Другим животным, ввезенным сюда и очень хорошо преуспевшим, является кролик; он водится в обилии в значительной части острова. Но, как и лошади, кролики не вышли за известные границы: они не только не перебрались через центральную цепь холмов, но даже не дошли бы до ее подошвы, если бы, как рассказывали мне гаучосы, их не занесли туда маленькими партиями. Я никогда бы не предположил, что эти животные, родом из Северной Африки, могут существовать в таком сыром климате, как здесь, где солнечных дней так мало, что даже пшеница вызревает только изредка. Утверждают, что в Швеции, где климат, по общему мнению, более благоприятен, кролик не может жить вне помещений. Кроме того, немногочисленным первым парам пришлось выстоять против существовавших здесь до них врагов — лисицы и некоторых крупных хищных птиц. Французские натуралисты рассматривают черную разновидность как отдельный вид, называя его Lepus magellanicus* Они полагали, что Магеллан, рассказывая о встреченном-в Магеллановом проливе животном, которое он называл conejos, имел в виду этот самый вид; однако он подразумевал маленькую морскую свинку, которую и поныне так называют испанцы. Гаучосы смеялись над тем, будто черная порода отличается от серой, и говорили, что во всяком случае она нигде не распространилась дальше, чем серая порода, что эти породы никогда не находили врозь и что, наконец, они охотно спариваются между собой и производят пестрое потомство.
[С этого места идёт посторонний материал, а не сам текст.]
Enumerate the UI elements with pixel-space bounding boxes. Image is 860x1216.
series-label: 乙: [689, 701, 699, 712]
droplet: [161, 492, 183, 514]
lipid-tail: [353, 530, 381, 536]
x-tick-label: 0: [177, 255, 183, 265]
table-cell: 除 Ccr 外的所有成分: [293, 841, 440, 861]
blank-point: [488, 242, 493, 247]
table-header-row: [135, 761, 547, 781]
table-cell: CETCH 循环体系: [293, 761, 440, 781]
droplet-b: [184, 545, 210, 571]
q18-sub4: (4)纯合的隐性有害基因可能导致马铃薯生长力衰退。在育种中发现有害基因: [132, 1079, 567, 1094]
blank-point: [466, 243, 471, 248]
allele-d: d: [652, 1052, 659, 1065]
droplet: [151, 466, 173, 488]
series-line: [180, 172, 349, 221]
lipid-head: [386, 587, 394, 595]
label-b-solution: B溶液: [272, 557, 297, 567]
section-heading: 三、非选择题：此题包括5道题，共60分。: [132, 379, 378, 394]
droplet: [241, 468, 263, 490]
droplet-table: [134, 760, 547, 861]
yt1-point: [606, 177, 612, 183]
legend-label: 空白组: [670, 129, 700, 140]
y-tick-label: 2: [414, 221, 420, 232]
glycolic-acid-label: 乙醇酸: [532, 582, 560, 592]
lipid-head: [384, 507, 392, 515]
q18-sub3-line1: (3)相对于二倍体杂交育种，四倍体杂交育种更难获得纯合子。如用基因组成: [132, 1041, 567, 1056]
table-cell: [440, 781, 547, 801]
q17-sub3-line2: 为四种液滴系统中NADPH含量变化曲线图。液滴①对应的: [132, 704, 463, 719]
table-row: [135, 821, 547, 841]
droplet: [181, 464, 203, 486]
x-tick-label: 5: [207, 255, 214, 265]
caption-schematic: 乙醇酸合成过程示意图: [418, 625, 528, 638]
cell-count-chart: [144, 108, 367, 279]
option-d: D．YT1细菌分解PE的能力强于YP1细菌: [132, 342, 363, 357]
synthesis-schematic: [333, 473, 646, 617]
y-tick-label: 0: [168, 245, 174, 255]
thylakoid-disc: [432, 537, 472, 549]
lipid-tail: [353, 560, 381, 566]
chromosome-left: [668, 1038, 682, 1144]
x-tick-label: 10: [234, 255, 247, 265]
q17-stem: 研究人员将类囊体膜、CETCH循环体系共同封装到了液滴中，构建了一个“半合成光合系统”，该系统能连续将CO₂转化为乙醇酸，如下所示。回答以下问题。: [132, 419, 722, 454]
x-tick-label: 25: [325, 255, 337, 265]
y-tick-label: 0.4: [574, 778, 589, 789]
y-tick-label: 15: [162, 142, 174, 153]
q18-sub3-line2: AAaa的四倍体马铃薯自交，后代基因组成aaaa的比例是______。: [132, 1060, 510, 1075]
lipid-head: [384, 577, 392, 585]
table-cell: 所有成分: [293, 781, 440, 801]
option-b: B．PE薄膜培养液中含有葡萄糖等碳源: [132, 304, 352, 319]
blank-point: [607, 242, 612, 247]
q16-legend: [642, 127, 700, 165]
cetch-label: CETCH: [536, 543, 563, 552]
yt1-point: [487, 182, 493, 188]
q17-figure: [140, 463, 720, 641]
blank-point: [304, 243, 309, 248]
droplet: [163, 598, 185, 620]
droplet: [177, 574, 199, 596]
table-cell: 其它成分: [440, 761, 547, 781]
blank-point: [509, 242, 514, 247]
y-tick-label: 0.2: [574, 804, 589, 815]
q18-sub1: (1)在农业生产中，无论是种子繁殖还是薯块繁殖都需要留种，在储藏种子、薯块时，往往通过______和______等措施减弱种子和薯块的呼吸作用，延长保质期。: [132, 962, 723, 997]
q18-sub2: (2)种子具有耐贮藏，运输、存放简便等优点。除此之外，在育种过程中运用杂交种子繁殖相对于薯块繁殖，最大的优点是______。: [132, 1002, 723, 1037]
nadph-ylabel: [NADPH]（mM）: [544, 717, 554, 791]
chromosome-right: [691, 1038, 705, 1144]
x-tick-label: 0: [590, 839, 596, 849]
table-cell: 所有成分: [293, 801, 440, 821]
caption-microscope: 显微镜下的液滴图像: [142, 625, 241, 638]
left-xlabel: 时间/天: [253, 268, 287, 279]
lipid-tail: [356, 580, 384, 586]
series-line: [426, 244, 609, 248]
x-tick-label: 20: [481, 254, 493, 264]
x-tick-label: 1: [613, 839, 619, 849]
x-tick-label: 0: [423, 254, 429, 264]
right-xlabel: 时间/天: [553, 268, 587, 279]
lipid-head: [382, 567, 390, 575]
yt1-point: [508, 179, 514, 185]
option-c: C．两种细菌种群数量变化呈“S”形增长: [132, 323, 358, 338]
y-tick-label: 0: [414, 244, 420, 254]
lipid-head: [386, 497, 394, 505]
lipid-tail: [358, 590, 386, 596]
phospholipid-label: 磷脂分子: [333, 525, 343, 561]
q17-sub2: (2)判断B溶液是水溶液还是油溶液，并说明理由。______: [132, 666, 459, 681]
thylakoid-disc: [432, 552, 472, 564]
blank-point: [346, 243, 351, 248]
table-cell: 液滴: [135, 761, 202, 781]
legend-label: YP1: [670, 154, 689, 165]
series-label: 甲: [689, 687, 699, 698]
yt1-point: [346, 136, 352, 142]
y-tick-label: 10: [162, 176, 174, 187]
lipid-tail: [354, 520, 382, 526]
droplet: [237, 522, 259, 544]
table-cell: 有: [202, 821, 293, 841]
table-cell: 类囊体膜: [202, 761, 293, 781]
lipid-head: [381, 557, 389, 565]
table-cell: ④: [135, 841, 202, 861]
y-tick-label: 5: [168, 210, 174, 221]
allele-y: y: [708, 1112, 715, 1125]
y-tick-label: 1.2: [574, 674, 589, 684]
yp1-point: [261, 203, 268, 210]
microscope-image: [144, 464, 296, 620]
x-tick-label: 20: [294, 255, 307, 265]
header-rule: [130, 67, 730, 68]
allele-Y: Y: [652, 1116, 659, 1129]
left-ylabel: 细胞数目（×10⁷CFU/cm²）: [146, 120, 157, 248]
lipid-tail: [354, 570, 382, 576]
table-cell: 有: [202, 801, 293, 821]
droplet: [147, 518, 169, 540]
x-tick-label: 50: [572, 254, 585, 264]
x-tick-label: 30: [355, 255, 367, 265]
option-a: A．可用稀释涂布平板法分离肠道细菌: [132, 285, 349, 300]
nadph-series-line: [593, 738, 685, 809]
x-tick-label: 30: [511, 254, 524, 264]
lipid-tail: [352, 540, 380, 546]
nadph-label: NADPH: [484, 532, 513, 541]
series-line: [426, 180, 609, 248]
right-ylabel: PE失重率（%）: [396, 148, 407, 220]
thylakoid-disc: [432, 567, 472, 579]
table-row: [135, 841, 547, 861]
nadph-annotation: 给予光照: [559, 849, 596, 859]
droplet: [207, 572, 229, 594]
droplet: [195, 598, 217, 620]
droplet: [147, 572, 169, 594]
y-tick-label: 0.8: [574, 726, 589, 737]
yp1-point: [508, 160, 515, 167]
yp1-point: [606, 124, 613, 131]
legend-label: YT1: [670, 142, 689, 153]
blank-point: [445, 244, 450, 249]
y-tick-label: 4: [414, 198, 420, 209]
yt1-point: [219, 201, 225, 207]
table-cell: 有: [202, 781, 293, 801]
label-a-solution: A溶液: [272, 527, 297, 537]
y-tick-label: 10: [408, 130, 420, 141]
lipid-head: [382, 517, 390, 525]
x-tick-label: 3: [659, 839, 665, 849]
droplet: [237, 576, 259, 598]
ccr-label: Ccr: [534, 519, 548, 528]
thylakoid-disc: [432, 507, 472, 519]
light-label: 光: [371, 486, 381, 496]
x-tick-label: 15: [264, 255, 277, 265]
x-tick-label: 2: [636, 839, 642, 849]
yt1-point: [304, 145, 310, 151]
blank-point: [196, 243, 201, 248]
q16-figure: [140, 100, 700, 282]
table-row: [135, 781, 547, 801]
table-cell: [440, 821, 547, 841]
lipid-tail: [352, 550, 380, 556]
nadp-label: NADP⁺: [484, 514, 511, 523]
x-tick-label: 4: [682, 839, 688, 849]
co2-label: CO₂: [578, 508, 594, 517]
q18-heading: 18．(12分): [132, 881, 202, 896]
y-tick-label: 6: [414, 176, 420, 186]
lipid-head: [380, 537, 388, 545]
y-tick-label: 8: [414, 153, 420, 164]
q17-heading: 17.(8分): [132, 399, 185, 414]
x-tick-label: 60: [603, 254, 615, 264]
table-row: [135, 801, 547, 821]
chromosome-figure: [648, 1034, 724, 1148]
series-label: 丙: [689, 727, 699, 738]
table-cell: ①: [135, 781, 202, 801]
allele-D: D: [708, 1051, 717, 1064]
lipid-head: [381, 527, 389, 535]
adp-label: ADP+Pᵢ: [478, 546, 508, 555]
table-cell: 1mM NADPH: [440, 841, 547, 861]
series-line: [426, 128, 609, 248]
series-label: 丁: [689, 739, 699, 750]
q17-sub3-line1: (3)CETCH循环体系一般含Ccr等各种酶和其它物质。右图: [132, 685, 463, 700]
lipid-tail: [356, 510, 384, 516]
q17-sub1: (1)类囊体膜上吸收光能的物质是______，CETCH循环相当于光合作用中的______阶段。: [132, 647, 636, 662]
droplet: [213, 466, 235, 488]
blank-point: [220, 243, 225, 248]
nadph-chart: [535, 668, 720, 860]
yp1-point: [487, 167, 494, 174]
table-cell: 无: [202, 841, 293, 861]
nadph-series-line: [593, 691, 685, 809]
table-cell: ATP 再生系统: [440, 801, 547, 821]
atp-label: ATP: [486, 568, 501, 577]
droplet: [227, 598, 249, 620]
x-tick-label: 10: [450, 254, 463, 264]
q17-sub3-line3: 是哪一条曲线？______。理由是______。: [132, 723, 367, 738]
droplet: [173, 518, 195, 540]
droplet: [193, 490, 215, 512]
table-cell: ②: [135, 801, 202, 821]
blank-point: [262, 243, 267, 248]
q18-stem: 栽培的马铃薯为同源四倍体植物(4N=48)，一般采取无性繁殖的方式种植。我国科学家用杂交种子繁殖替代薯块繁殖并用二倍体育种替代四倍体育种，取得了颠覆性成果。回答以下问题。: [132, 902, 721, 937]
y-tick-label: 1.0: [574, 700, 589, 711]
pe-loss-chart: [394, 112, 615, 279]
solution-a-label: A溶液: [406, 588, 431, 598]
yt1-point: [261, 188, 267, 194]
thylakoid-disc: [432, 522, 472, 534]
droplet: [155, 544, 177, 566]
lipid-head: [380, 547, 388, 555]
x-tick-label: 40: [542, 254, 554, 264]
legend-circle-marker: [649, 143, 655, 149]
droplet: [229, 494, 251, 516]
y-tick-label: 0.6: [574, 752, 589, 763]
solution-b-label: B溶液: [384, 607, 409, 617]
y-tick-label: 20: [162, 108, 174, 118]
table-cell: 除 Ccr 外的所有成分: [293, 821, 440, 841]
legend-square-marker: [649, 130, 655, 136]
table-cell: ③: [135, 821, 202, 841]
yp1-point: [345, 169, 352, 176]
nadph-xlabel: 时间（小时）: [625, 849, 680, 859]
В моем распоряжении есть теперь экземпляр пестрого кролика, и пятна у него на голове располагаются иначе, чем согласно французскому описанию вида. Это обстоятельство показывает, как осторожны должны быть натуралисты, устанавливая новые виды; ибо даже Кювье, взглянув на череп одного из этих кроликов решил, что это, должно быть, особый вид!